Yine çok özel bir gün ve hareketlenmeler günler öncesinden başladı. 8 Mart başta çiçekçiler olmak üzere hemen her sektörü harekete geçirdi. Neden çiçek ya da 8 Mart’ta kadınlara neden çiçek veriliyor derseniz bu hikayenin başlangıcı 1908 yılına dayanıyor.
1908’de New York’ta kadın hakları için düzenlenen bir yürüyüşte, kadınlar mor menekşeler takarak dayanışma gösterdi. Yani bu anlamlı gün işçi hareketinden doğdu. O gün 15 bin tekstil işçisi kadının daha kısa çalışma saatleri, daha iyi ücret ve seçme hakkı talebiyle yürümeleriyle tohumları atıldı. Bu yürüyüşten tam bir yıl sonra da Amerika Sosyalist Partisi 8 Mart'ı Ulusal Kadınlar Günü ilan etti. Bu yüzden mor renk, kadın hareketinin sembollerinden biri haline geldi. Hatta günümüzde de mor renk, feminist mücadeleyi ve kadın haklarını temsil eder. Kadınlar günü etkinlik reklamlarında da bolca çiçek ve mor rengi görürüz. İtalya’da ise 8 Mart’ta kadınlara sarı mimoza çiçeği veriliyor. Bunun sebebi ise mimozanın mart ayında çiçek açan dayanıklı bir bitki olmasıdır. Çiçek bu günün olmazsa olmazı haline geldi. Aslında çiçekle verilen mesaj çok açık ama anlayana.
Antalya, kesme çiçekte oldukça iddialı bir kent ve bu sene ‘Kadınlar Günü’ için 34 ülkeye 9 milyon dolar değerinde 75 milyon dal çiçek ihraç edildi. Ancak çiçek verme geleneği, zamanla 8 Mart'ın gerçek anlamını gölgede bıraktı. Çiçekler, kampanyalar, sosyal medyada içi boş kutlama mesajları Kadınlar Günü'nün altını boşalttı. 8 Mart Dünya Kadınlar Günü bir kutlama, bir tebrik günü değildir. Bir farkındalık, bir hatırlatma, bir anma günüdür.
Bu günün kökeni, 8 Mart 1857'de New York'ta daha iyi çalışma koşulları için greve çıkan tekstil işçisi kadınlara dayanır. 40 bin kadın dokuma işçisi eşit işe eşit ücret, çalışma saatlerinde azalma ve doğum izni istemiyle greve başladı. Bu grev esnasında çıkan yangında fabrikaya kilitlenen 129 kadın işçi yaşamını yitirdi. O gün fabrikada çıkan yangında hayatını kaybeden kadınlar, eşitlik mücadelesinin ne kadar pahalıya mal olabileceğini bütün dünyaya gösterdi. Bu yüzden 8 Mart, alışveriş kampanyalarıyla değil, mücadeleyle anılmalıdır. Kadın olmak dünyanın her yerinde zor, kimse aksini ispat edemez, bu geçmişten bugüne her daim bir varoluş mücadelesi olmuştur ve olmaya da devam edecektir.
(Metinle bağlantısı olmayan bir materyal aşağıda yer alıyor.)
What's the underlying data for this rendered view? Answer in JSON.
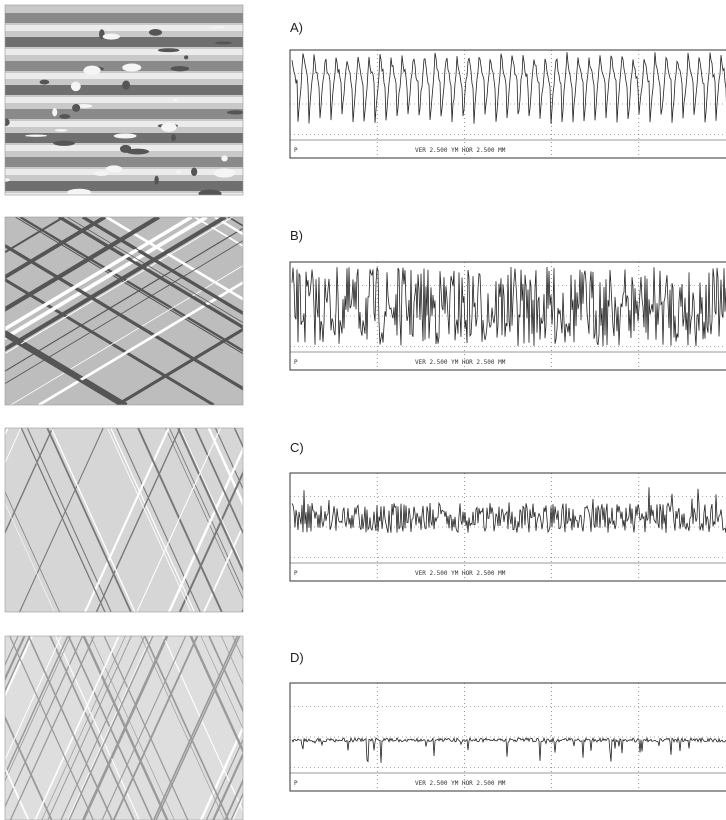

Günümüzde kadınlar hâlâ pek çok alanda eşitsizlikle mücadele ediyor. "Kadın dediğin şöyle olmalı" cümlesi, farklı coğrafyalarda farklı şekillerde kurulsa da temel mantık aynı; kadınlar sınırların içine hapsedilmeye çalışılıyor. Özünde hep bir görülmeme, hep bir sömürü…
Peki, 8 Mart’ta ne yapmalı derseniz kadınların sesini duyuracak bir etkinliğe katılmalı, sosyal medyada mesaj paylaşmak yerine kadın haklarıyla ilgili gerçek bir adım atmalı. Sadece 8 Mart’ta değil, yılın her günü kadınların eşitlik mücadelesine omuz vermeliyiz. Çünkü gerçek kutlama, kadınların hak ettikleri dünyada yaşadığı gün başlayacak.